WUNC’s Dave DeWitt posted last night a reply sent by Sen. David Curtis (R-Gaston, Iredell, Lincoln) to teacher Sarah Wiles, who emailed the General Assembly about her frustrations with the state of the teaching profession and the unwillingness on the part of lawmakers to pay teachers a decent salary.
Sen. Curtis wasn’t having what she had to tell him.
From: Sen. David Curtis
Date: May 12, 2014 at 9:46:57
I have given your e-mail titled “I am embarrassed to confess: I am a teacher” some thought, and these are my ideas. A teacher has an incredible influence on students–for good or for bad. My teachers, coaches, and Boy Scout leaders had a great influence on my decision to go to college which was not a family tradition. My concern is that your students are picking up on your attitude toward the teaching profession. Since you naturally do not want to remain in a profession of which you are ashamed, here are my suggestions for what you should tell your potential new private sector employer:
1. You expect to make a lot more than you made as a teacher because everyone knows how poorly compensated teachers are.
2. You expect at least eight weeks paid vacation per year because that is what the taxpayers of North Carolina gave you back when you were a poorly compensated teacher
3. You expect a defined contribution retirement plan that will guarantee you about $35,000 per year for life after working 30 years even if you live to be 104 years old. Your employer will need to put about $16,000 per year into your retirement plan each year combined with your $2,000 contribution for the next 30 years to achieve this benefit. If he objects, explain to him that a judge has ruled that the taxpayers of North Carolina must provide this benefit to every public school teacher. Surely your new employer wants to give better benefits than the benefits you received as a poorly compensated teacher.

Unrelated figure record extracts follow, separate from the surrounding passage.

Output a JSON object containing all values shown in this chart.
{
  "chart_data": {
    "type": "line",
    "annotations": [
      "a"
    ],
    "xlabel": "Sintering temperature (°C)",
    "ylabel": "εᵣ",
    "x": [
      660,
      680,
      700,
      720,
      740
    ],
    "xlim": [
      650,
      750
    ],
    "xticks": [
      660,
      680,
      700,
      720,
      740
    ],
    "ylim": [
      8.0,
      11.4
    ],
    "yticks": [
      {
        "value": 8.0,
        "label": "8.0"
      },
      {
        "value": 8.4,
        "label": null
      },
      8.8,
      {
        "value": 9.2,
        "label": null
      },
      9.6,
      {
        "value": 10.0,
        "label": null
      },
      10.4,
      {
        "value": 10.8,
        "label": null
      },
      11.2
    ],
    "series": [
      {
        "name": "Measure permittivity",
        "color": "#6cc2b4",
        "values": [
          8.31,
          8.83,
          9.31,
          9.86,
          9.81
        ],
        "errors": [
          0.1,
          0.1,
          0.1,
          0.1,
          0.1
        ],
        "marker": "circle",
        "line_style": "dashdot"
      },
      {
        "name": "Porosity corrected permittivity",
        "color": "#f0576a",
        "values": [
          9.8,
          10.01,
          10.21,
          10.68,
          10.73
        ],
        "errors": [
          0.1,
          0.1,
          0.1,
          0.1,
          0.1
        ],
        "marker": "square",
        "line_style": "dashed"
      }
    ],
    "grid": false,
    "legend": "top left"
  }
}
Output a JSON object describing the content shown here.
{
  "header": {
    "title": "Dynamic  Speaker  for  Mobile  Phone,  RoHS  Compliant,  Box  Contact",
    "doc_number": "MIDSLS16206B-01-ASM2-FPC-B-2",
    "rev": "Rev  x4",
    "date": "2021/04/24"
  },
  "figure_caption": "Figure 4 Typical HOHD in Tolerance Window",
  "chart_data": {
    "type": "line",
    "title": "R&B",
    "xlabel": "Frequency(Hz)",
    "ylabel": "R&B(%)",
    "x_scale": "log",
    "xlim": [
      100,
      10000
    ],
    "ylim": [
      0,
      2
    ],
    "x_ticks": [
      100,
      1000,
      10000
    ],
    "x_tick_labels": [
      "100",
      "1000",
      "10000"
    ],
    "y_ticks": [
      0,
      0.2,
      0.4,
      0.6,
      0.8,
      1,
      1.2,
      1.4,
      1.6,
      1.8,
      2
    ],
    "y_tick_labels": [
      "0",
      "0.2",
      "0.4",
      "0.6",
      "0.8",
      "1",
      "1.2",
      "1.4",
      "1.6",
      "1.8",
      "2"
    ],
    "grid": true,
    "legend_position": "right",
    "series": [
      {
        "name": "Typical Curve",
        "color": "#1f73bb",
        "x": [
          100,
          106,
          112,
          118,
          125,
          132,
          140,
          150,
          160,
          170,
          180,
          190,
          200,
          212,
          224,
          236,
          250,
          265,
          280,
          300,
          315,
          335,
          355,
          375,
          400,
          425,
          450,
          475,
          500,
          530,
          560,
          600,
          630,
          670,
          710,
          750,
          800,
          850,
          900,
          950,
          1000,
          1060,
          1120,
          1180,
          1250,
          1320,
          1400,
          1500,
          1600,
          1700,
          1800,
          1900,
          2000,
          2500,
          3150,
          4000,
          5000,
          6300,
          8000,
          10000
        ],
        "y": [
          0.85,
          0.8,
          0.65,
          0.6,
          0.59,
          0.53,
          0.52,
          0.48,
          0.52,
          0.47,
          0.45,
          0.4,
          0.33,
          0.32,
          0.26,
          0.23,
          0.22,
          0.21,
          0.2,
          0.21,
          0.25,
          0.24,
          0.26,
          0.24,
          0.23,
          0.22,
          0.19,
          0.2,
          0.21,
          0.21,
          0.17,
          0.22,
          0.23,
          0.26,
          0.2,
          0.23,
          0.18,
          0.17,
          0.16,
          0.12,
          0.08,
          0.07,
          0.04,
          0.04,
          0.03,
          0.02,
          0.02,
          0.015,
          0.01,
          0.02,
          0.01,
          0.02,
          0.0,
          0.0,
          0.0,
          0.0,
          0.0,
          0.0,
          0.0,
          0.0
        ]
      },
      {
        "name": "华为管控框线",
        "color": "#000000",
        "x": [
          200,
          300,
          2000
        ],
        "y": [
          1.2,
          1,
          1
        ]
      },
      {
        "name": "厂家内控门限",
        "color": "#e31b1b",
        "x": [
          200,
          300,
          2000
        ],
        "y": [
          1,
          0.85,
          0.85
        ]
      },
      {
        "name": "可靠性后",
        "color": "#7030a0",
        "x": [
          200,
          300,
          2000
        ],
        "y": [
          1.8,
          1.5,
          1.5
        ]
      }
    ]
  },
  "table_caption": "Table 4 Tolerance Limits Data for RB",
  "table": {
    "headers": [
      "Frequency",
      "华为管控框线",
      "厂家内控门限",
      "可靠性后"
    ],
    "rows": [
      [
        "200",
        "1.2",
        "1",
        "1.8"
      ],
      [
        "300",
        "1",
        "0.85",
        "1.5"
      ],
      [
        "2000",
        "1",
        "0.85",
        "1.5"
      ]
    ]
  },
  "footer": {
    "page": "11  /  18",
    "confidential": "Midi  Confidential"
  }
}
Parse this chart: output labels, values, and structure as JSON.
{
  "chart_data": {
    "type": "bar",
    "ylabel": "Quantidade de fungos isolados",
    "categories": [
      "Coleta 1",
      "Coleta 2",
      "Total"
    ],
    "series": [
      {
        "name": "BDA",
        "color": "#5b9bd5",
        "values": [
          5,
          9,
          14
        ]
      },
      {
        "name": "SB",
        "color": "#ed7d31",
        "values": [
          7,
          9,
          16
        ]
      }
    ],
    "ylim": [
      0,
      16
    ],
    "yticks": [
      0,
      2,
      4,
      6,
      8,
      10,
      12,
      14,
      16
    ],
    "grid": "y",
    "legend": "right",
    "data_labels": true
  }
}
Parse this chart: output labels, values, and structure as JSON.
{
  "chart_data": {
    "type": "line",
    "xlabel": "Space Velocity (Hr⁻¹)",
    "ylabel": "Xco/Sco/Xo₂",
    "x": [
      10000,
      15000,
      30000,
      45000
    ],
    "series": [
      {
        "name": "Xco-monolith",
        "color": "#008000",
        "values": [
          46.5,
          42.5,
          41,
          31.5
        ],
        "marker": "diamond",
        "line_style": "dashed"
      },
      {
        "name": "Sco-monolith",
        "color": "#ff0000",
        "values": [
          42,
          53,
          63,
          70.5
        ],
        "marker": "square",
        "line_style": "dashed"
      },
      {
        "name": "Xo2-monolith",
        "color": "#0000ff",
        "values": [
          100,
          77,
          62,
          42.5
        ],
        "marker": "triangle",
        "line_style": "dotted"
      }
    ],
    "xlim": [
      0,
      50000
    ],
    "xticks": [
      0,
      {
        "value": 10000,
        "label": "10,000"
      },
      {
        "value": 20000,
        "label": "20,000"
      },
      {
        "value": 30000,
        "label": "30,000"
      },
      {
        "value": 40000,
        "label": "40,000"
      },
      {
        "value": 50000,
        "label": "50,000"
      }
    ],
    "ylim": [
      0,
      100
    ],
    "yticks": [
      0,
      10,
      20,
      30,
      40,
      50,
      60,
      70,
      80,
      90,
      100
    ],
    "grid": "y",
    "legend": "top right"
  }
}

4. Your potential employer may tell you that he has heard that most North Carolina workers make less than the national average because we are a low cost-of-living- state, private sector workers making 87% of the national average and teachers making 85% of the national average. Tell him that may be true, but to keep that confidential because the teachers union has convinced parents that teachers are grossly undercompensated based on a flawed teachers union survey of teacher pay.
I support the teacher pay raise but am very concerned that the teachers union has successfully presented to the public a deceptive view of total teacher compensation that is simply not consistent with the facts.